Griffin believes part of that is pushing for officials to pass laws and manage police departments in ways that promote safety.

"Every person who is holding a badge, every person that is issued out there to protect and serve us, they need to understand and know that they answer to the community and the community has demands, and we want to make sure that we are protected," she said. "Not just from the things that are happening in our own environment, but from the police as well."

Griffin encourages anyone experiencing grief to reach out for help and find resources. She suggested calling United Way at 211 to be connected to a resource.

"Even though we are miles away, so many people in the Black community know what it is like to fear for our brothers and our nephews and our sons when they're going out in the community," Griffin explained. "So we do take a moment and acknowledge that, but we know we need to continue on this journey."

As a mother of two boys, aged 9 and 13, the body camera footage of Nichols weighed heavily on the heart of Delores Gray, president of The Carl Stokes Brigade.

"I was up all night, to be quite honest, and I think about my two boys I have," Gray said. "To hear this man call out his mama just makes me think of my own situation. I could not just sit there and not do anything."

Gray called on the community to come together Wednesday night at 6:30 at the headquarters of Black On Black Crime Inc. to have a conversation surrounding Nichols' death as well as issues in Cleveland, and provide a space for people.
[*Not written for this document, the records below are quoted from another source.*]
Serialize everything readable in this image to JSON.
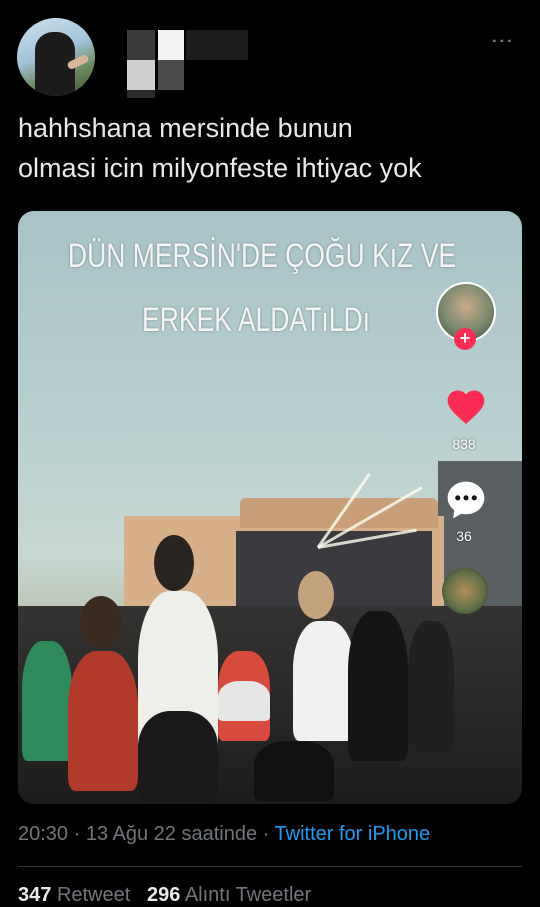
{
  "tweet": {
    "text_line1": "hahhshana mersinde bunun",
    "text_line2": "olmasi icin milyonfeste ihtiyac yok",
    "more_icon": "⋮"
  },
  "video": {
    "overlay_line1": "DÜN MERSİN'DE ÇOĞU KıZ VE",
    "overlay_line2": "ERKEK ALDATıLDı",
    "follow_plus": "+",
    "likes": "838",
    "comments": "36"
  },
  "meta": {
    "time": "20:30",
    "sep1": " · ",
    "date": "13 Ağu 22 saatinde",
    "sep2": " · ",
    "source": "Twitter for iPhone"
  },
  "stats": {
    "retweets_count": "347",
    "retweets_label": "Retweet",
    "quotes_count": "296",
    "quotes_label": "Alıntı Tweetler"
  },
  "colors": {
    "background": "#000000",
    "text": "#e7e9ea",
    "muted": "#71767b",
    "link": "#1d9bf0",
    "like": "#fe2c55"
  }
}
The address is 15415 Kipling Avenue in Cleveland.

"All the activists that are involved are asking to stand together in solidarity of this family that's going through this, as well as any other family that has gone through this," Gray noted. "We need to stick together and stand up."

She also encouraged anyone who needs help or support in processing Nichols' death to reach out for support.

"Get some help, talk to people, get involved, make a stand," she said. "I think doing all of those things will help you to understand what's going on."